Dramatischer noch als bei der Investitionsquote sieht es bei der Personalausgabenquote aus. Hier belegt Thüringen aufgrund hinausgeschobener Strukturreformen seit Jahren den letzten Platz unter den deutschen Flächenländern. Das muss die Finanzministerin so gewurmt haben, dass nun der Vergleichbarkeit mit anderen Ländern ein Riegel vorgeschoben wurde. Die Personalausgaben für die Hochschulen werden ab 2008 als Zuschüsse ausgewiesen und erscheinen nicht mehr als Personalausgaben. So wird eine Quote geschönt, so wird die Öffentlichkeit hinters Licht geführt.

(Beifall bei der SPD)

Meine Damen und Herren, die Pensionslasten steigen dramatisch an - ich hatte es vorhin erwähnt - 33 Mio. € sind für 2007 vorgesehen, 45 Mio. € sind es schon 2008 und 50 Mio. € 2009. So geht das steil weiter und es ist keine Vorsorge getroffen. Das wird uns in den kommenden Jahren bei den schweren Aufgaben ab 2010 wie ein Bleigewicht am Bein hängen, was jährlich schwerer wird.
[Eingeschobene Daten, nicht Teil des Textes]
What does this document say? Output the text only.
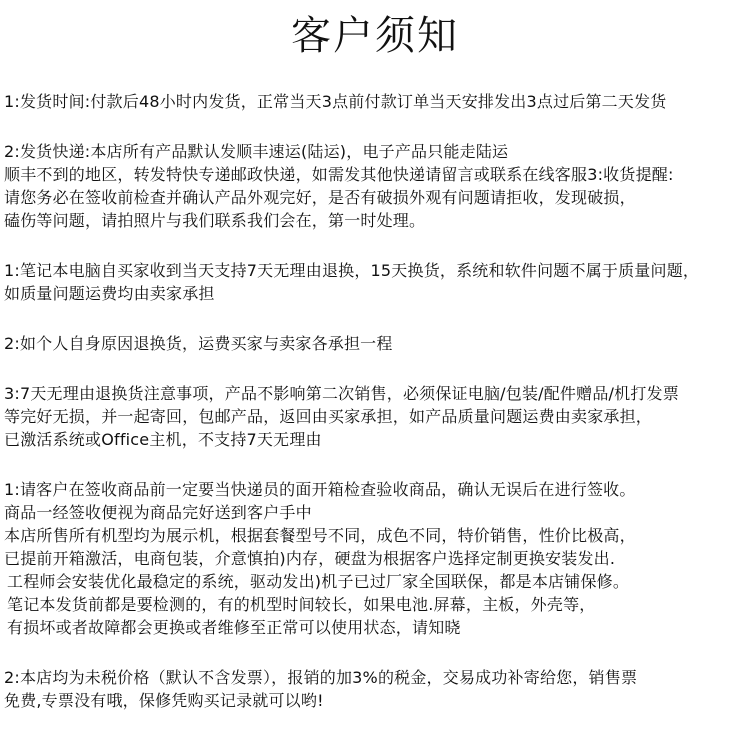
客户须知
1:发货时间:付款后48小时内发货，正常当天3点前付款订单当天安排发出3点过后第二天发货
2:发货快递:本店所有产品默认发顺丰速运(陆运)，电子产品只能走陆运
顺丰不到的地区，转发特快专递邮政快递，如需发其他快递请留言或联系在线客服3:收货提醒:
请您务必在签收前检查并确认产品外观完好，是否有破损外观有问题请拒收，发现破损，
磕伤等问题，请拍照片与我们联系我们会在，第一时处理。
1:笔记本电脑自买家收到当天支持7天无理由退换，15天换货，系统和软件问题不属于质量问题，
如质量问题运费均由卖家承担
2:如个人自身原因退换货，运费买家与卖家各承担一程
3:7天无理由退换货注意事项，产品不影响第二次销售，必须保证电脑/包装/配件赠品/机打发票
等完好无损，并一起寄回，包邮产品，返回由买家承担，如产品质量问题运费由卖家承担，
已激活系统或Office主机，不支持7天无理由
1:请客户在签收商品前一定要当快递员的面开箱检查验收商品，确认无误后在进行签收。
商品一经签收便视为商品完好送到客户手中
本店所售所有机型均为展示机，根据套餐型号不同，成色不同，特价销售，性价比极高，
已提前开箱激活，电商包装，介意慎拍)内存，硬盘为根据客户选择定制更换安装发出.
工程师会安装优化最稳定的系统，驱动发出)机子已过厂家全国联保，都是本店铺保修。
笔记本发货前都是要检测的，有的机型时间较长，如果电池.屏幕，主板，外壳等，
有损坏或者故障都会更换或者维修至正常可以使用状态，请知晓
2:本店均为未税价格（默认不含发票），报销的加3%的税金，交易成功补寄给您，销售票
免费,专票没有哦，保修凭购买记录就可以哟!
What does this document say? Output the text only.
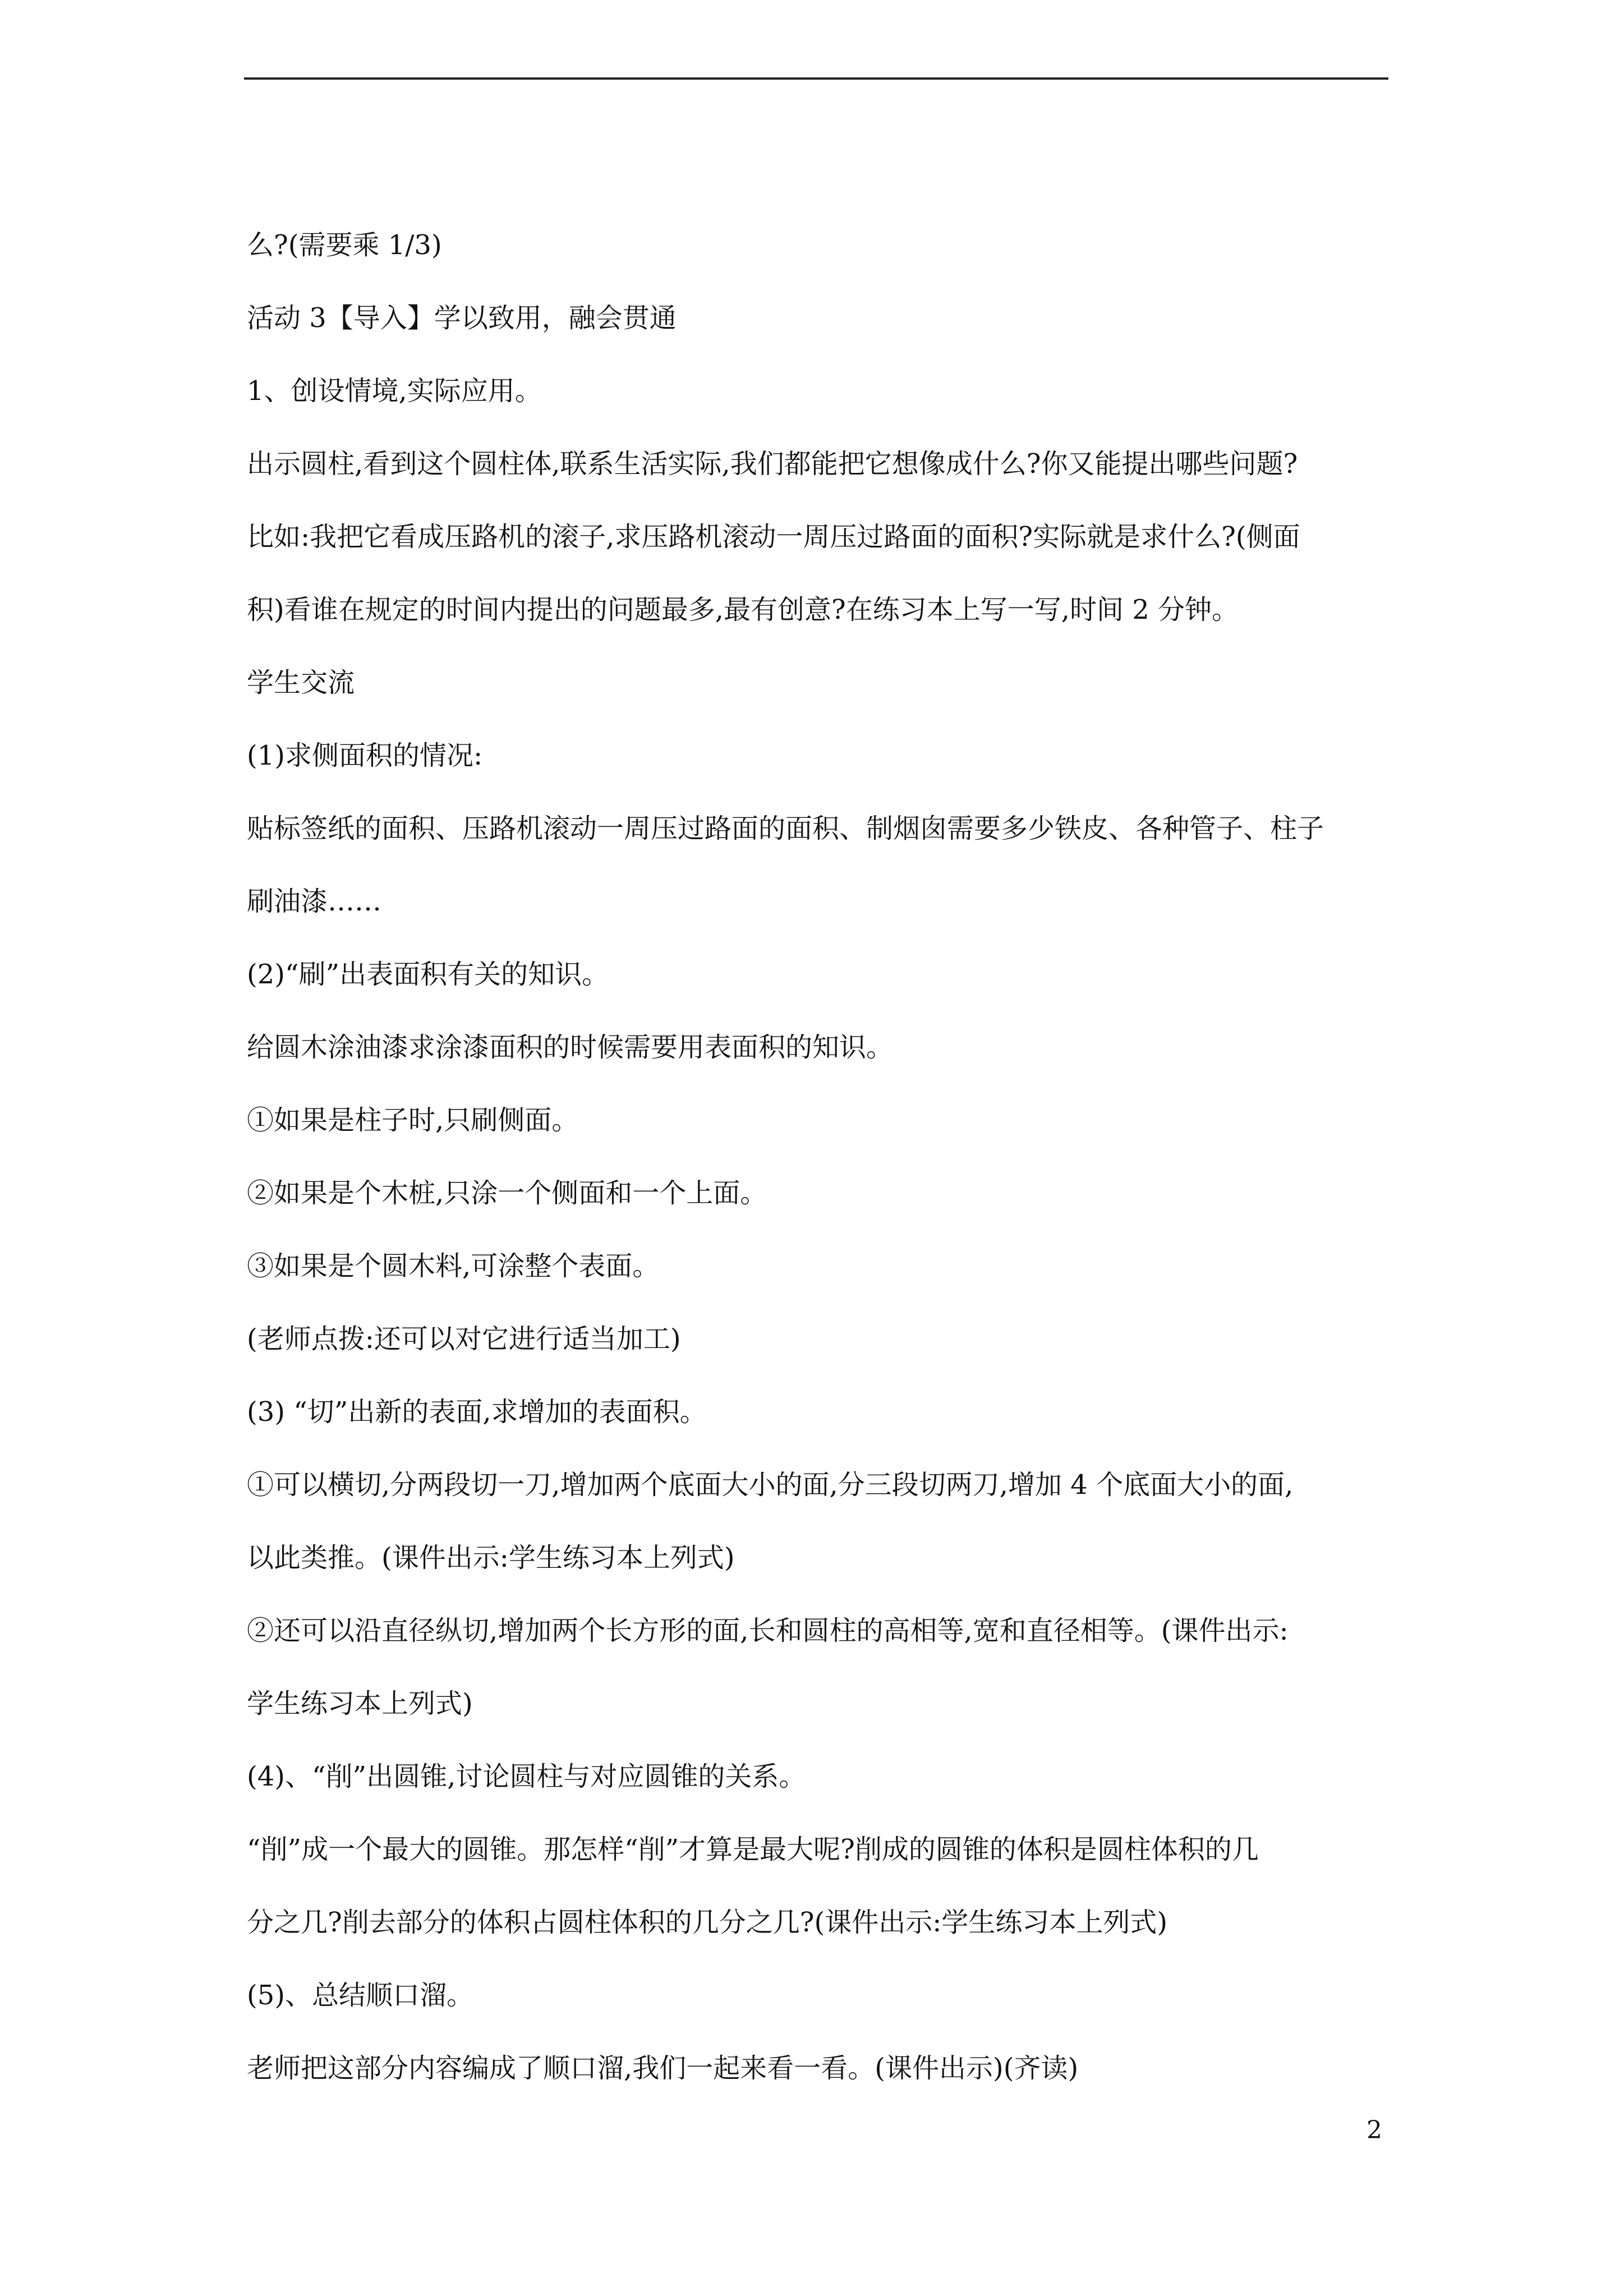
么?(需要乘 1/3)

活动 3【导入】学以致用，融会贯通

1、创设情境,实际应用。

出示圆柱,看到这个圆柱体,联系生活实际,我们都能把它想像成什么?你又能提出哪些问题?

比如:我把它看成压路机的滚子,求压路机滚动一周压过路面的面积?实际就是求什么?(侧面

积)看谁在规定的时间内提出的问题最多,最有创意?在练习本上写一写,时间 2 分钟。

学生交流

(1)求侧面积的情况:

贴标签纸的面积、压路机滚动一周压过路面的面积、制烟囱需要多少铁皮、各种管子、柱子

刷油漆……

(2)“刷”出表面积有关的知识。

给圆木涂油漆求涂漆面积的时候需要用表面积的知识。

①如果是柱子时,只刷侧面。

②如果是个木桩,只涂一个侧面和一个上面。

③如果是个圆木料,可涂整个表面。

(老师点拨:还可以对它进行适当加工)

(3) “切”出新的表面,求增加的表面积。

①可以横切,分两段切一刀,增加两个底面大小的面,分三段切两刀,增加 4 个底面大小的面,

以此类推。(课件出示:学生练习本上列式)

②还可以沿直径纵切,增加两个长方形的面,长和圆柱的高相等,宽和直径相等。(课件出示:

学生练习本上列式)

(4)、“削”出圆锥,讨论圆柱与对应圆锥的关系。

“削”成一个最大的圆锥。那怎样“削”才算是最大呢?削成的圆锥的体积是圆柱体积的几

分之几?削去部分的体积占圆柱体积的几分之几?(课件出示:学生练习本上列式)

(5)、总结顺口溜。

老师把这部分内容编成了顺口溜,我们一起来看一看。(课件出示)(齐读)

2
Wir haben schon so eine Last zu buckeln - die Zinsausgaben. 2008 sind 708 Mio. € vorgesehen und 2009 sollen sie auf 720 Mio. € steigen. Die Steigerung resultiert natürlich aus Umschuldung bei derzeit wieder steigendem Zinsniveau. Wir leisten es uns aber, über 700 Mio. € im Jahr nur für Zinsen auszugeben. Das tut weh, und das alles wegen ei

ner verfehlten Politik der letzten Jahre. Deshalb sage ich, die Doppel-Null ist wichtig, aber sie ist nicht genug.

(Beifall bei der SPD)

Das Minimalziel muss es sein, ein Ansteigen der Pro-Kopf-Verschuldung zu verhindern. Wenn wir keine neuen Kredite aufnehmen, steigt die Pro-KopfVerschuldung weiter, da die Bevölkerungszahl in Thüringen schrumpft. Wir haben zum Jahresende 2007 eine Pro-Kopf-Verschuldung von 6.870 € pro Einwohner vorgesehen. Sie wird Ende 2008 bei 6.940 € und Ende 2009 bei 7.010 € pro Einwohner liegen, ohne dass wir 1 € zusätzlichen Kredit aufnehmen. Um den Stand Ende 2007 in den Folgejahren zu halten, hätte der klitzekleine Betrag von 16 Mio. € jährlich getilgt werden müssen. Bei den sprudelnden Steuerquellen, die wir haben, hat die Regierung diesen kleinen Tilgungsbetrag nicht vorgesehen. Ich halte das für frevelhaft.

(Beifall bei der SPD)

Meine Damen und Herren, wir wollen Erfolge der Landesregierung nicht schlechtreden, wir wollen auch Erfolge bei einzelnen Reformmaßnahmen, die Sie durchgeführt haben, durchaus anerkennen, aber in wichtigen Feldern hat die Landesregierung ihre Arbeit nicht erledigt, ist mit ihren Maßnahmen steckengeblieben oder zurückgepfiffen worden, weil sie nicht rechtssicher waren. Deshalb sind die Parameter, die ich gerade eben genannt habe, so ernüchternd. Wir hatten gestern eine große Debatte über Behördenstrukturreform und über die zahlreichen offenen Baustellen, die die Regierung hat, und über die Gebietsreform - dazu will ich heute gar nichts sagen. Ich will nur noch ein Zitat hinzufügen, und zwar aus einem Artikel der „Thüringer Allgemeinen“, überschrieben mit „Verschenkte Zeit“. Frau Präsidentin, ich zitiere: „Alles ist der Machtsicherung untergeordnet, in Partei, Parlament, Kabinett. Was das Land voranbringt, mag wohl wichtig sein, aber es kommt erst danach.“ Traurig!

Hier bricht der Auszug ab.